Make no mistake – this is an advanced course. But this is where modern Data Science is at. You need to know this material if you’re serious about the subject.

The two items above are what were completed in September. But for the record, I pursued a number of other tracks throughout the month. I’ll write more about each in the month I completed them, but briefly, this month also contained daily work in:

Doing Data Science – What a great book written by two women who developed a course on Data Science at Columbia University! This book feels like a friend or coworker who pulls me aside and says, “Here’s what Data Science is really about.”

Data Smart – I’m working through this book for a second time. I’ve read the book already, but now I’m going back to the beginning and working through every Excel example, taking detailed notes on every step. Chapter 2 on K-means clustering makes so much more sense now, especially tied in the with Exploratory Data Analysis course as described above.

LumiraSAP HANA Administration and Getting Started with SAP Lumira – I’ve read more than halfway through both of these books in September. HANA as an in-memory, lightening quick database and Lumira as one of the coolest interactive reporting platforms I’ve ever gotten my hands on.

I gave a demonstration this morning to my company’s CEO of a HANA dataset consisting of about a million records that were sliced & diced in no time at all using Lumira’s beautiful & intuitive graph development platform. I’ve been working with data & reporting for 20 years now, and I still am smiling from this leap in technology.
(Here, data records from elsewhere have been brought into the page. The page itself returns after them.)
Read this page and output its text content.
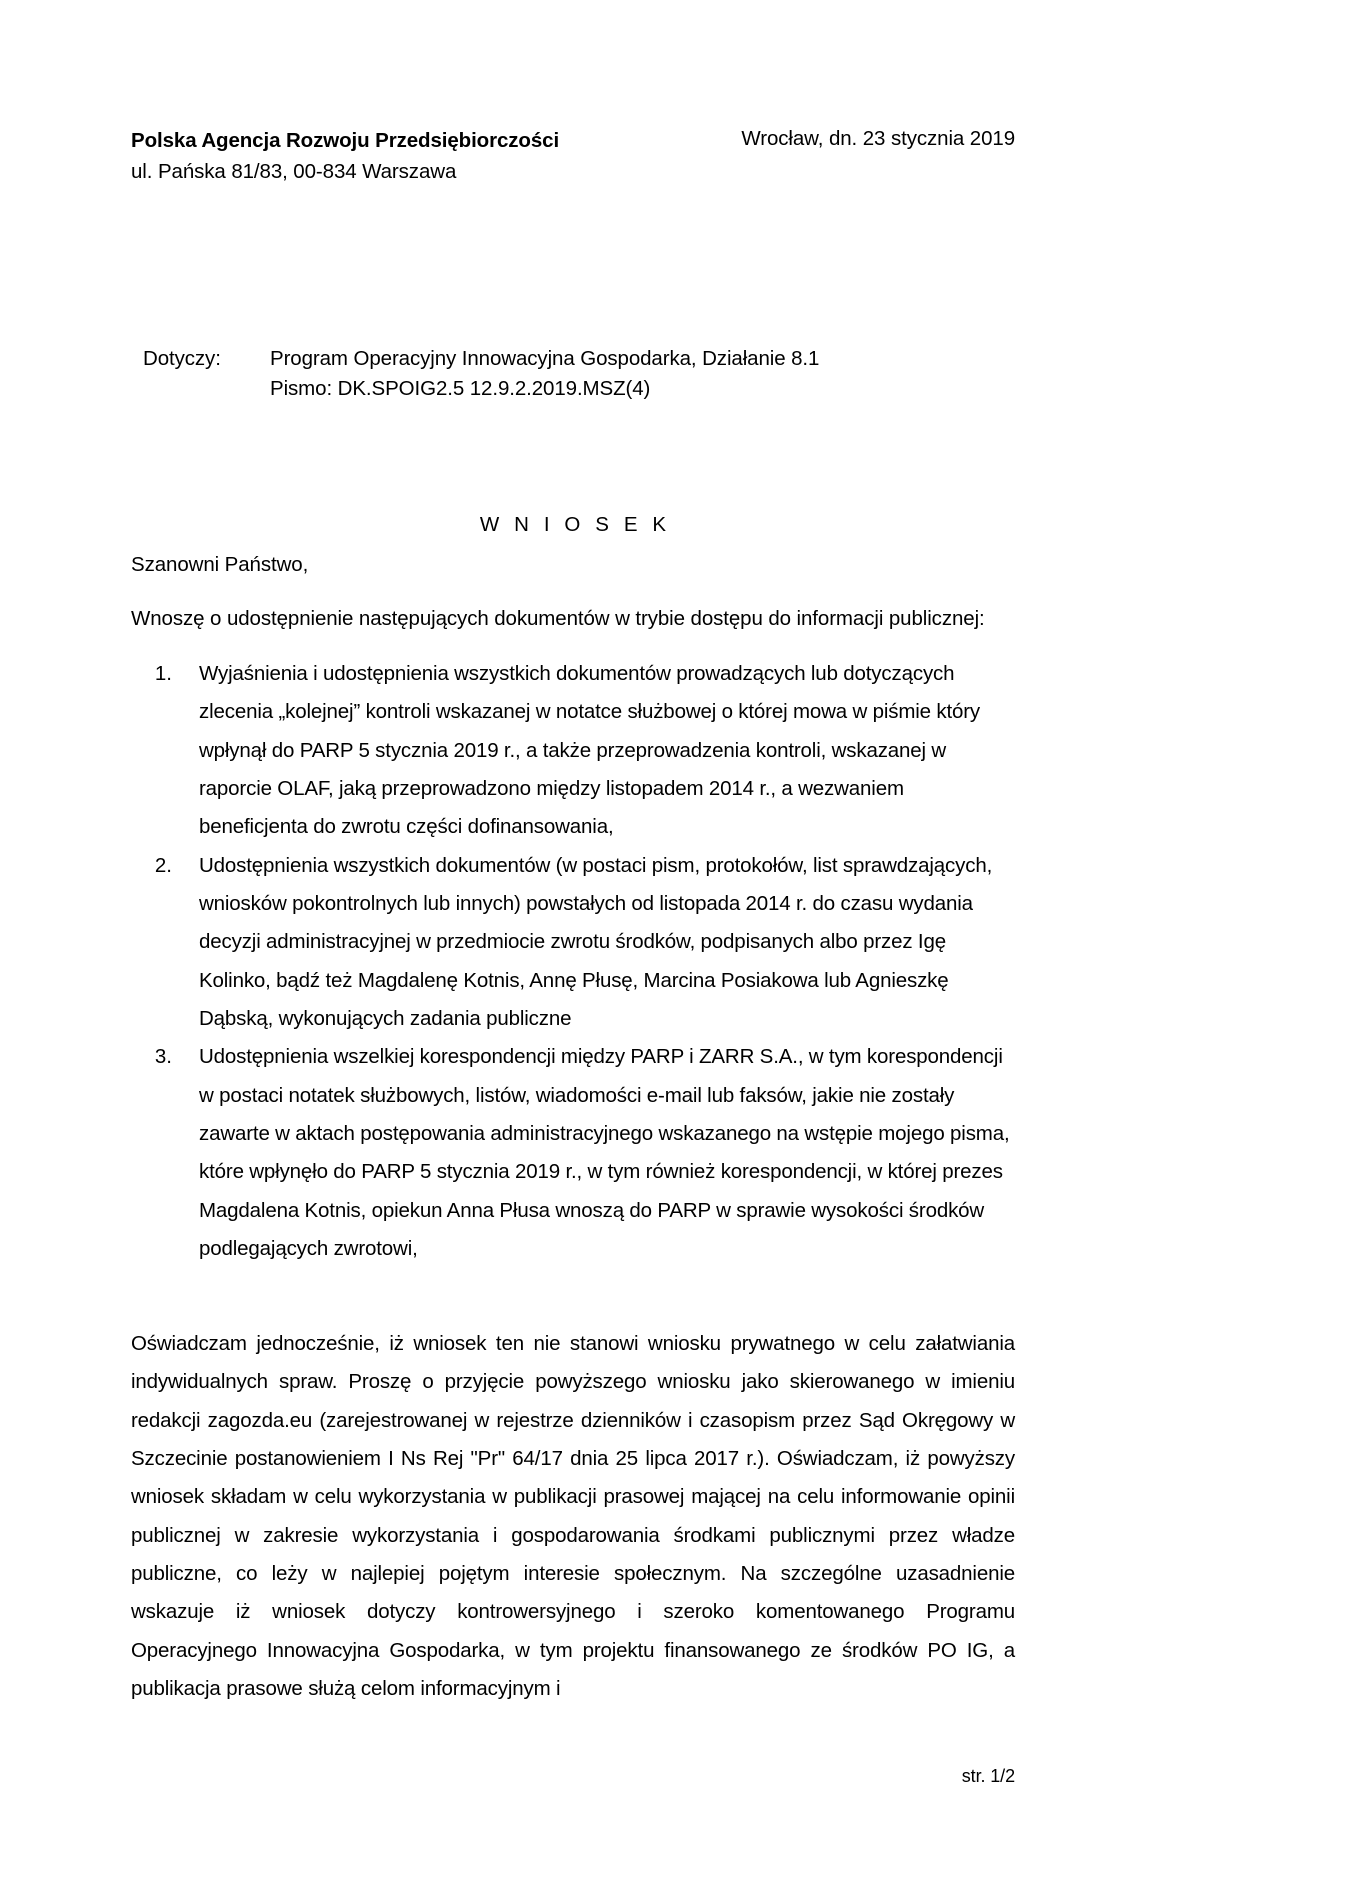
Polska Agencja Rozwoju Przedsiębiorczości
ul. Pańska 81/83, 00-834 Warszawa
Wrocław, dn. 23 stycznia 2019
Dotyczy:	Program Operacyjny Innowacyjna Gospodarka, Działanie 8.1
Pismo: DK.SPOIG2.5 12.9.2.2019.MSZ(4)
W N I O S E K
Szanowni Państwo,
Wnoszę o udostępnienie następujących dokumentów w trybie dostępu do informacji publicznej:
1.	Wyjaśnienia i udostępnienia wszystkich dokumentów prowadzących lub dotyczących zlecenia „kolejnej” kontroli wskazanej w notatce służbowej o której mowa w piśmie który wpłynął do PARP 5 stycznia 2019 r., a także przeprowadzenia kontroli, wskazanej w raporcie OLAF, jaką przeprowadzono między listopadem 2014 r., a wezwaniem beneficjenta do zwrotu części dofinansowania,
2.	Udostępnienia wszystkich dokumentów (w postaci pism, protokołów, list sprawdzających, wniosków pokontrolnych lub innych) powstałych od listopada 2014 r. do czasu wydania decyzji administracyjnej w przedmiocie zwrotu środków, podpisanych albo przez Igę Kolinko, bądź też Magdalenę Kotnis, Annę Płusę, Marcina Posiakowa lub Agnieszkę Dąbską, wykonujących zadania publiczne
3.	Udostępnienia wszelkiej korespondencji między PARP i ZARR S.A., w tym korespondencji w postaci notatek służbowych, listów, wiadomości e-mail lub faksów, jakie nie zostały zawarte w aktach postępowania administracyjnego wskazanego na wstępie mojego pisma, które wpłynęło do PARP 5 stycznia 2019 r., w tym również korespondencji, w której prezes Magdalena Kotnis, opiekun Anna Płusa wnoszą do PARP w sprawie wysokości środków podlegających zwrotowi,

Oświadczam jednocześnie, iż wniosek ten nie stanowi wniosku prywatnego w celu załatwiania indywidualnych spraw. Proszę o przyjęcie powyższego wniosku jako skierowanego w imieniu redakcji zagozda.eu (zarejestrowanej w rejestrze dzienników i czasopism przez Sąd Okręgowy w Szczecinie postanowieniem I Ns Rej "Pr" 64/17 dnia 25 lipca 2017 r.). Oświadczam, iż powyższy wniosek składam w celu wykorzystania w publikacji prasowej mającej na celu informowanie opinii publicznej w zakresie wykorzystania i gospodarowania środkami publicznymi przez władze publiczne, co leży w najlepiej pojętym interesie społecznym. Na szczególne uzasadnienie wskazuje iż wniosek dotyczy kontrowersyjnego i szeroko komentowanego Programu Operacyjnego Innowacyjna Gospodarka, w tym projektu finansowanego ze środków PO IG, a publikacja prasowe służą celom informacyjnym i

str. 1/2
Coursera – Data Analysis and Statistical Inference – Finally, I began a new course that reinforced the fundamentals of probability and statistics. So far, basic statistics (mean, variance, normal distribution, Bernoulli distribution) as well as Baye’s Theorem and hypothesis testing were covered in detail in the first three weeks. This foundation of statistics is essential to further progress in Data Science. And so far, this has been the highest quality of any Coursera course I’ve worked through.